Para terminar, deseo reiterar que desde mi punto de vista el Stabat Mater es -sobre todo- la expresión primordial del Ser Humano de participar solidariamente en el dolor del prójimo representado en el sufrimiento de dos símbolos arquetípicos: La Madre, y el Hijo que también es Padre y Hermano, el Cristo. La razón de estas letras.








(1) La armadura de clave parte de las siguientes series: Fa, Do, Sol, Re, La, Mi, Si para los tonos sostenidos; Si, Mi, La, Re, Sol, Do, Fa, para los bemoles; son intervalos de quinta y cuarta, que es inversión de la quinta, y esta, es el primer armónico que se produce despúes de la octava (el doble de la fundamental, de relación 2:1 con esta) en la emisión de todo sonido de la Naturaleza. La octava del Do (fundamental), por ejemplo, es el inmediatamente superior en la escala, separado por 8 tonos: Do, Re, Mi, Fa, Sol, La, Si, Do. La octava superior al La de 440 Hz con que se afina la orquesta, es el La de 880 Hz. La octava, la Quinta y la Cuarta se conocen como intervalos justos.

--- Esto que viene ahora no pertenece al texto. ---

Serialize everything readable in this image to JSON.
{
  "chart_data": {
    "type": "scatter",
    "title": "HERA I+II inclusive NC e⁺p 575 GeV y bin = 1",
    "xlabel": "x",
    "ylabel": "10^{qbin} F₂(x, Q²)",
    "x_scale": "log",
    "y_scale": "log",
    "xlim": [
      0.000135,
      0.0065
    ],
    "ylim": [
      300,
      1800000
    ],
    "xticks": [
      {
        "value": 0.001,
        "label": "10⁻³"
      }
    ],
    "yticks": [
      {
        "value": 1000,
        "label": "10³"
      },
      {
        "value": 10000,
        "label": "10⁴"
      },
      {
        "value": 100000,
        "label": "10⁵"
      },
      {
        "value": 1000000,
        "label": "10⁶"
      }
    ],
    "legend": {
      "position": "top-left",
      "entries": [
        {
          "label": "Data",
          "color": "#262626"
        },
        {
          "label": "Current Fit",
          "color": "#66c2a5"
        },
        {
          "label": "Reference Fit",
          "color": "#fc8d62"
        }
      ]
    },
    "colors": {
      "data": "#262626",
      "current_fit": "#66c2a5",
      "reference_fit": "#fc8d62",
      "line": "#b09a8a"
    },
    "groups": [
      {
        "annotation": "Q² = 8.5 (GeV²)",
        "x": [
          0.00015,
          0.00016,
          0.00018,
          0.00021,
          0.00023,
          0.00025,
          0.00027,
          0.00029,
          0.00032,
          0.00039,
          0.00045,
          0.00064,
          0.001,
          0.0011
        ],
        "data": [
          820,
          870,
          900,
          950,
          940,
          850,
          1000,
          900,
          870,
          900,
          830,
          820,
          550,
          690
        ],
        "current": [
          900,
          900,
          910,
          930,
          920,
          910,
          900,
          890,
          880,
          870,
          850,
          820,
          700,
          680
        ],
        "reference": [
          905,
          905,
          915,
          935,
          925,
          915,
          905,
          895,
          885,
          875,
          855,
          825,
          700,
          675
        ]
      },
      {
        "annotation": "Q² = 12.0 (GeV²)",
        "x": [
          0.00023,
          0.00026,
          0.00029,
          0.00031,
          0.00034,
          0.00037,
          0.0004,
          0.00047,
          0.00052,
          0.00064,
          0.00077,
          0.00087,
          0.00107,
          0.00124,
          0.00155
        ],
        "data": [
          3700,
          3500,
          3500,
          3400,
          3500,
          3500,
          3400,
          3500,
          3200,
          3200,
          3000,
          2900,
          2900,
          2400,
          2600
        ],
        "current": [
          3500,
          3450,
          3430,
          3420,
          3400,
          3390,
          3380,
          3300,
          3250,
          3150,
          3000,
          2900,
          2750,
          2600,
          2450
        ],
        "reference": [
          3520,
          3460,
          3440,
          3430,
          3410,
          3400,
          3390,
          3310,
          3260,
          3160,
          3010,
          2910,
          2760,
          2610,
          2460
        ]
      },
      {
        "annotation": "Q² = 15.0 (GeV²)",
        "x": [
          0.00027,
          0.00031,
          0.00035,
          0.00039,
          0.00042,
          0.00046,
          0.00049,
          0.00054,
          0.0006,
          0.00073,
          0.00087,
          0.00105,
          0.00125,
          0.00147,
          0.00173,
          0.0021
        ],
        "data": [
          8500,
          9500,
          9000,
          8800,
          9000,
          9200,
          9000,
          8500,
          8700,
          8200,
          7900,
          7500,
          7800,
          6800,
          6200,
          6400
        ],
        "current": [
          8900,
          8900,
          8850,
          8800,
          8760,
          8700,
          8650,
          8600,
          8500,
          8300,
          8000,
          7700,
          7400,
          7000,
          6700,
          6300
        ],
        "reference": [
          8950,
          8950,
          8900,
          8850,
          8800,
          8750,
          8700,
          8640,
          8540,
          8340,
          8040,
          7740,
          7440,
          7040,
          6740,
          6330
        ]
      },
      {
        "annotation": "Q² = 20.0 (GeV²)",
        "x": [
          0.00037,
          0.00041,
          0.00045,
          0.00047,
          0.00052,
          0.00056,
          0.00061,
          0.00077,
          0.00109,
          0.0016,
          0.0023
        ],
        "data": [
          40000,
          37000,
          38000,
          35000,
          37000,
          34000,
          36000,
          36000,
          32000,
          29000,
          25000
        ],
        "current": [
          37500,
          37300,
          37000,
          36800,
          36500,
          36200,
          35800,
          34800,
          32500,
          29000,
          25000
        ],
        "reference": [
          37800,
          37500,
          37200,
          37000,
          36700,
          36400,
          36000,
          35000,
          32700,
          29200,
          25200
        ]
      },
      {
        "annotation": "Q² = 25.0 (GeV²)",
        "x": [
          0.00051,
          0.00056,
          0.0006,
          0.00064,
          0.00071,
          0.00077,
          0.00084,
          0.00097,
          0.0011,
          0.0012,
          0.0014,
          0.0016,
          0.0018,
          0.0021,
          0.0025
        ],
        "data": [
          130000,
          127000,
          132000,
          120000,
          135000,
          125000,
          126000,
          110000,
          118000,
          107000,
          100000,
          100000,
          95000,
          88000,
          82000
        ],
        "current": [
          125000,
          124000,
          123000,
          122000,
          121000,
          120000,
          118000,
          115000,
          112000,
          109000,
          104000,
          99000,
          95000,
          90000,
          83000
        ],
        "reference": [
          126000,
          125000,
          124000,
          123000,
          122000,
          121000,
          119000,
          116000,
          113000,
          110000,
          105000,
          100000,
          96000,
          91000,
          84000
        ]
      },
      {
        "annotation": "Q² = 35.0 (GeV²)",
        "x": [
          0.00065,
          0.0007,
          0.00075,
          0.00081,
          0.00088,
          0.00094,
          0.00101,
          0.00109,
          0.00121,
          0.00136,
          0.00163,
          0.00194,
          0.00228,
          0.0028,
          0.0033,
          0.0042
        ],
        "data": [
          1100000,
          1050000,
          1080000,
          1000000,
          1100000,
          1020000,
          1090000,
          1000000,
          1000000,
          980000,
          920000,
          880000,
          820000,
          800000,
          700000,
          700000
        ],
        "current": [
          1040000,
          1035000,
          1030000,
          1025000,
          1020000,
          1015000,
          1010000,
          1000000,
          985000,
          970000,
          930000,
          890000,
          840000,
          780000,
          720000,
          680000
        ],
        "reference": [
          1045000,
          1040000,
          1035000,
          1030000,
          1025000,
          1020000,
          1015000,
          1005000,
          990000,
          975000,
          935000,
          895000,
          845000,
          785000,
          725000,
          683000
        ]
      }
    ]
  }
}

La música escolástica medieval sólo permitía estas consonancias en la Armonía (aunque con los pedales se manifestaban toda clase de intervalos consonantes y disonantes), con exclusión de la tercera y su inversión la sexta que se consideraban impuras, principalmente por originarse en la Escala Pitagórica (que se forma con el círculo de quintas como la armadura de clave) que con respecto a la Natural (que nace de los armónicos producidos por todo sonido) causaba un choque disonante por ser la primera -localizada en los instrumentos- ligeramente de frecuencia más elevada que la segunda -localizada en la voz humana-. La progresión armónica de quintas reproduce esta serie con sus respectivos acordes inscritos en la tonalidad del caso, por ejemplo, la que parte de Fa menor sería Fa, Do, Sol, Re, La, Mi, Si, Fa, o sea, exactamente la de la armadura de clave con un Fa adicional; y puede verse que es circular pues parte y retorna al mismo tono e incluye todos los grados de la escala diatónica.

Discografía:

Jamás insistiré suficientemente para que el lector escuche esta magnífica versión dirigida por Jean Christophe Spinosi y cantada exquisitamente por Marie Nicole Limeaux. Aunque no soy partidadario de la voz femenina para esta obra, debo reconocer que la maestría y pasión que le imprime esta intérprete conmueven. Los puristas la pueden cuestionar estilísticamente pero es brillante en todo sentido:

 



Y mi favorita, la ya clásica de James Bowman dirigido por Christopher Hogwood y The Academy of Ancient Music:


Los ejemplos en el texto son de Andreas Scholl bajo la dirección de Chiara Bianchini. Todas las versiones presentadas son ejecutadas con instrumentos antiguos y en el La barroco de 415 Hz.

1 comentario:

  1. "Para terminar, deseo reiterar que desde mi punto de vista el Stabat Mater es -sobre todo- la expresión primordial del Ser Humano de participar solidariamente en el dolor del prójimo representado en el sufrimiento de dos símbolos arquetípicos: La Madre, y el Hijo que también es Padre y Hermano, el Cristo. La razón de estas letras." Estimado Leonardo: no hace falta comentario... Lo felicito!!!